Turbulent magnetic fields in the early Universe
Supermassive black holes with \(10^9\) solar masses have been observed in the early Universe at redshifts \(z>6\). The early formation of such massive objects is still poorly understood and different scenarios are currently being investigated. We are currently studying direct collapse scenarios with particular emphasis on the influence of turbulent magnetic fields. We do so by running cosmological simulations with Enzo that employ the novel nonlinear subgrid-scale model for MHD turbulence described above. Differences in the stability of accretion disks and their fragmentation are expected due to magnetic torques and angular momentum transport by unresolved magnetic fields.

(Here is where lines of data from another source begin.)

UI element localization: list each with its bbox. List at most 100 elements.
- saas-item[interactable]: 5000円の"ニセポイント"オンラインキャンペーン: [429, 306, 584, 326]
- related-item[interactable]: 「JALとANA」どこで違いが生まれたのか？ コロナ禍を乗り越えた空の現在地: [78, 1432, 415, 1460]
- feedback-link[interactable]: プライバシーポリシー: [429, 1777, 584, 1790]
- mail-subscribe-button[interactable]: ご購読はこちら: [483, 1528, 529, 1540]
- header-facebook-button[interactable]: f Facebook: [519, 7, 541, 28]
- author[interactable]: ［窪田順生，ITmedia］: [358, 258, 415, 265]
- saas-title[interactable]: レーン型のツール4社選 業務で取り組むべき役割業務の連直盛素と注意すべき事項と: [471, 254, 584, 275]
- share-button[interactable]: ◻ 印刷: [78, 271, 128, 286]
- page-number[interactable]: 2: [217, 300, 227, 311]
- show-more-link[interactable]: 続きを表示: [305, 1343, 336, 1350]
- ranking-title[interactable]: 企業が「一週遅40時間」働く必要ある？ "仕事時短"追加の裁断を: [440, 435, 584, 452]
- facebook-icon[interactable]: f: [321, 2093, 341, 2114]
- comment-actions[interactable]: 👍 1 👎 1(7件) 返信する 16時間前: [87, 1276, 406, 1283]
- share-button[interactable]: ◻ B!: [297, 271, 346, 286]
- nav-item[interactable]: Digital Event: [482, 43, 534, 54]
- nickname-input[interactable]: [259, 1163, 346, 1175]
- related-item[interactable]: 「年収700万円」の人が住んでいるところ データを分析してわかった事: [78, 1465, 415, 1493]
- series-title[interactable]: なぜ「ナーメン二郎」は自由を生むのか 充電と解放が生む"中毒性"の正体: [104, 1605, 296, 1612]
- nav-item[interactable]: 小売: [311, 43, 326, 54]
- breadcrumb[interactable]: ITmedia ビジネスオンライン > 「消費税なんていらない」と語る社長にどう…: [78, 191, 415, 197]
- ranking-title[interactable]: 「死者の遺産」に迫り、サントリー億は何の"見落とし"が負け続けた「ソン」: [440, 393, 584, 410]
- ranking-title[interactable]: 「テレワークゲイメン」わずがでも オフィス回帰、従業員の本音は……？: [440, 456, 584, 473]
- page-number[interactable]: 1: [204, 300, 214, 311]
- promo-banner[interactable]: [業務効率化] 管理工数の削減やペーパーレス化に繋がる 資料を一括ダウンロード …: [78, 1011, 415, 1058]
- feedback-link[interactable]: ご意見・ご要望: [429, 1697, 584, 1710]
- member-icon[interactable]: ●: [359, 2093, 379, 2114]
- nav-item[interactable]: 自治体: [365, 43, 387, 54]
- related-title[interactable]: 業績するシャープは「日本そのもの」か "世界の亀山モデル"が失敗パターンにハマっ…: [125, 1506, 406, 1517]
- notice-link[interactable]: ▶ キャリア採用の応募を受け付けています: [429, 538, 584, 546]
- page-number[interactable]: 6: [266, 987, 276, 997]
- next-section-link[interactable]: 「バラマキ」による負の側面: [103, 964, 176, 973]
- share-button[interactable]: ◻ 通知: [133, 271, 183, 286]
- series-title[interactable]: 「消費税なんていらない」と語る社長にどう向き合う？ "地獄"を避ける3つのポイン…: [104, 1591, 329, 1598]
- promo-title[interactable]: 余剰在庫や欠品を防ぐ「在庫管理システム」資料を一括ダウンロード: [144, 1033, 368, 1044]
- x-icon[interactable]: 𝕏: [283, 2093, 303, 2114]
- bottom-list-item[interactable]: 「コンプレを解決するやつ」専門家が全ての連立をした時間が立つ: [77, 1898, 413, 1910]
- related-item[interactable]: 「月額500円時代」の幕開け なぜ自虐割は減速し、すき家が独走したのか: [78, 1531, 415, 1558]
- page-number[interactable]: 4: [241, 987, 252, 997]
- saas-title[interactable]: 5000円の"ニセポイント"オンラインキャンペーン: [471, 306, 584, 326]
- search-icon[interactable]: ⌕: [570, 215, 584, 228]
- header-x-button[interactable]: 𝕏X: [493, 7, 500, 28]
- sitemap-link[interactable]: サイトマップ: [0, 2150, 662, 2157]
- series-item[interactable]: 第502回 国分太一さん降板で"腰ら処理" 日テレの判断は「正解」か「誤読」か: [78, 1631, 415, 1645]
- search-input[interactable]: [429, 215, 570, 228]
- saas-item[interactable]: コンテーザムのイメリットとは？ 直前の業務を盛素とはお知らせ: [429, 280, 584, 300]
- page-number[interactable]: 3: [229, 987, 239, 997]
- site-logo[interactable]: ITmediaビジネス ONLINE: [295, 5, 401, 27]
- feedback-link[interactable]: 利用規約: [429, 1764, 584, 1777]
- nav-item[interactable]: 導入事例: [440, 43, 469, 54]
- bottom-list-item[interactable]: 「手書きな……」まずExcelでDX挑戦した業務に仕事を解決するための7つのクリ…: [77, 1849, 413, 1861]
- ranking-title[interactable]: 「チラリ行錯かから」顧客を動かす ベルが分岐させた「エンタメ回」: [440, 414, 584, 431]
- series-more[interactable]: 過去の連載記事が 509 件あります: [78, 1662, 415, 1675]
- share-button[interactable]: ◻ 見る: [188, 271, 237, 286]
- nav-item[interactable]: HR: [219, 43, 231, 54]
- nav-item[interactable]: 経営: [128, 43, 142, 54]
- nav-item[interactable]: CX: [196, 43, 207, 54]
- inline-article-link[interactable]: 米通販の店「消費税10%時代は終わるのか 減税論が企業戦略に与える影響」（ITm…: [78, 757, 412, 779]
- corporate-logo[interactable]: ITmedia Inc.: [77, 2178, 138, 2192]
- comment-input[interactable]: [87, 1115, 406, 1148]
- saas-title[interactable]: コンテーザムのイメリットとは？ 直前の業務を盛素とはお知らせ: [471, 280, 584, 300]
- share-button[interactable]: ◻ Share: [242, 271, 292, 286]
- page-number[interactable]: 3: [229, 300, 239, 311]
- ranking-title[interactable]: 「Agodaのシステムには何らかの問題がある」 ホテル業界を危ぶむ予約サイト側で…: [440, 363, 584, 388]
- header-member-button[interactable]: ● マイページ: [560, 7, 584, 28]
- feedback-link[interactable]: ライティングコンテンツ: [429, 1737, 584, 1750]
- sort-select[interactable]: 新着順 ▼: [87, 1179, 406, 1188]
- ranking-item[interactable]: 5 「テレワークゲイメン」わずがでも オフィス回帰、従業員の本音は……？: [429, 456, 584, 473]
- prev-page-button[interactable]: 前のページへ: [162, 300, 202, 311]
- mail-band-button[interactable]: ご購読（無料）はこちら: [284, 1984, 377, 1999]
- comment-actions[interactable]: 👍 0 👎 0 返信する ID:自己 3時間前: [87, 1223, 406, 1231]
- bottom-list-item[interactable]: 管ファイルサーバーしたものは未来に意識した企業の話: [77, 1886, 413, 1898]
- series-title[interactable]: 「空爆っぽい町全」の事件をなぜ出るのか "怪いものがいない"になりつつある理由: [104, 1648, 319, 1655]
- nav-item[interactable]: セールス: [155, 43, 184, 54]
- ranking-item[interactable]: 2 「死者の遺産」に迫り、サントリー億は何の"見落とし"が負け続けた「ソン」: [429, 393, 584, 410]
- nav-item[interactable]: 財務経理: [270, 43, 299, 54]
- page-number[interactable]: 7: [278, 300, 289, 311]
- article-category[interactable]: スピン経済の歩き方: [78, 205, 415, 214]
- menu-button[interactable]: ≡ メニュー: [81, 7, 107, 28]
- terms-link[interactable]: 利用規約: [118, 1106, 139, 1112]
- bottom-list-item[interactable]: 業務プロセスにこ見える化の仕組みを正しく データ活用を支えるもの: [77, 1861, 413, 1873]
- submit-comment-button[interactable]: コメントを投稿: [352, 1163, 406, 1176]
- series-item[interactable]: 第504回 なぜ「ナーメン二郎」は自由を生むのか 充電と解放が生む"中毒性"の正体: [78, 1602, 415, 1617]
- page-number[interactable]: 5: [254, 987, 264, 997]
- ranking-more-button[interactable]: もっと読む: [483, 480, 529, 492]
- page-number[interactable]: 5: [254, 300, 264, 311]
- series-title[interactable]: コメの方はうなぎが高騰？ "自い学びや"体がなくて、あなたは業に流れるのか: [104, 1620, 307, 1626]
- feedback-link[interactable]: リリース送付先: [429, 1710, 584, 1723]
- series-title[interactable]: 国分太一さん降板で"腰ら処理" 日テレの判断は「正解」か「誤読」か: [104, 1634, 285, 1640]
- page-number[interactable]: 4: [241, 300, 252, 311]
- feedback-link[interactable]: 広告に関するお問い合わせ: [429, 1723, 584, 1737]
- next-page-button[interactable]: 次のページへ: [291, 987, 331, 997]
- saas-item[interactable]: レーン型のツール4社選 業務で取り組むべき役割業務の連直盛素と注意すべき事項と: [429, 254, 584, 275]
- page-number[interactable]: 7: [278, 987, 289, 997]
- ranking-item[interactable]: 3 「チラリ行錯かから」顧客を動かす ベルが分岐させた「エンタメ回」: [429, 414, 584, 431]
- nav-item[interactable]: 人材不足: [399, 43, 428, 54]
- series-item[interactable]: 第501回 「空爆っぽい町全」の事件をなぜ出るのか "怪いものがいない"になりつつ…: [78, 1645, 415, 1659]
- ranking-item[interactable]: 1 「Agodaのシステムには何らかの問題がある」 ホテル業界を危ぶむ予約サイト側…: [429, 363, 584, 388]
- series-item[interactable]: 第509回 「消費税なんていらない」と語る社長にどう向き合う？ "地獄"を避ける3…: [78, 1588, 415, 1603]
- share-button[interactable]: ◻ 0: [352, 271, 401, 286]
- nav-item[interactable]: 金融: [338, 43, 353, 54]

In relying on simulations to study processes that are otherwise difficult to observe (in experiments or in nature), for example MHD turbulence, it is important to understand the potential impact of the numerical method on the results.
We work with different codes, e.g., Enzo or Athena, and conduct simulations under (almost) identical conditions. This allows us to quantify the effects of different numerical methods and their implementations in practice.
In addition, we are preparing the transition to next generation, exascale systems. While the final architecture and design are still not determined, the previous years have shown that the entire environment is quite dynamic, e.g., the cancellation of Intel’s Xeon Phi series, so that performance portability is a key requirement in current code development. Performance portability broadly refers to writing code once that performs well (in the sense of making efficient use of the architecture) on multiple different architectures, e.g., CPUs or GPUs.
We are current exploring Kokkos - a C++ library that abstracts parallel execution and (hierarchical) memory management - Part of this exploration is porting a modern C++ astrophysical MHD code to make use of this approach - eventually allowing us to run the code on large GPU supercomputers such as Summit in near future.